Wherever it comes from or takes her, Rundle uses her rich, poignant lyricism less as an interpretive canvas than an avenue for emotional expression, and the way she dances through it is utterly mesmerizing. Music journalist Emma Madden put it best in her interview with Rundle for Stereogum, a description I can’t seem to escape: “It sounds like your voice is being born.” Her voice is naked and exposed, yes, but it goes beyond that; it often sounds like it’s forming itself through the words, exploring the confines and possibilities of stretching them this or that way. “Straight to the hangman’s noose, are we born this way?” she ponders on ‘Blooms of Oblivion’, “Handing down a fistful of sorries you will never say/ I love you.” Then, she commands an arresting performance by pushing around the edges of two of the most common words in the English language: “See? Say.” She does this throughout the record, stressing the core refrain not for dramatic effect but in search of some kind of release.

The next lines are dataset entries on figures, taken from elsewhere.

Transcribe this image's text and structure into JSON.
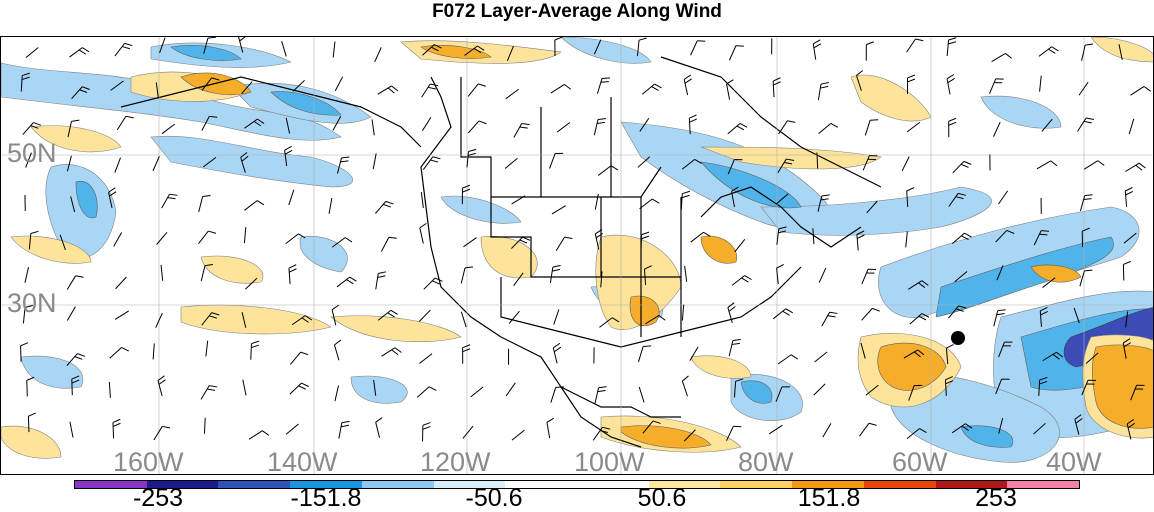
{
  "title": "F072 Layer-Average Along Wind",
  "lat_labels": [
    "50N",
    "30N"
  ],
  "lon_labels": [
    "160W",
    "140W",
    "120W",
    "100W",
    "80W",
    "60W",
    "40W"
  ],
  "colorbar": {
    "colors": [
      "#8a35c8",
      "#1b1b8c",
      "#2f52b8",
      "#1896e0",
      "#8fc8f0",
      "#d8eefa",
      "#ffffff",
      "#ffffff",
      "#ffeaa0",
      "#fbd166",
      "#f39a10",
      "#e8460a",
      "#b01818",
      "#f37faa"
    ],
    "labels": [
      "-253",
      "-151.8",
      "-50.6",
      "50.6",
      "151.8",
      "253"
    ]
  },
  "legend_colors": {
    "neg_light": "#a9d6f5",
    "neg_mid": "#50b4ea",
    "neg_dark": "#2b6fcc",
    "neg_deep": "#3b4cb8",
    "pos_light": "#fde49a",
    "pos_mid": "#f6ad2a",
    "pos_dark": "#f0780e"
  }
}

This is only one way in which Rundle maintains tension throughout Engine of Hell. Another is the way she applies the musical fluidity that has marked her discography to the record’s minimalist framework. This might be a spare singer-songwriter album, but it has little in common with the acoustic folk of Rundle’s 2014 debut Some Heavy Ocean. Even the traditional structure of some of the tracks tends to fade out of view as you follow the movements within a song, which, on songs like the harrowing ‘Body’, align vividly with Rundle’s storytelling. There are a couple of exceptions in the album’s second half: ‘Razor’s Edge’ has an almost adolescent warmth to it that comes into contrast with Rundle’s sharp lyricism, while ‘Citadel’ most closely echoes her earlier work. Unlike most of the songs here, they could easily be reimagined through the language of heavy music, but their power stems from Rundle’s frail, solitary presence.
So when that aloneness is broken through the occasional backing vocal or the haunting echo of an unfamiliar instrument, you might find yourself wondering what lies on the other side. And when tenderness does shine though, even devastatingly so, these moments are hard to miss: the delicate ‘Dancing Man’, the way the piano on ‘Body’ mirrors the embrace the singer is grieving. But when Rundle sings about how you “leave knowing nothing’s resolved,” you take it as given. You don’t expect a way out. She isn’t playing by the rules, after all, but turns the aimlessness of the journey into something gripping. Yet something of a miracle happens at the end, on the outwardly redemptive ‘In My Afterlife’. The catharsis is explicit: “And now we’re free” are the last lines on the record. But her voice, so far floating through the ether, spins upward in a way that gestures towards transcendence of the simplest kind: letting the light in, taking in air. Returning.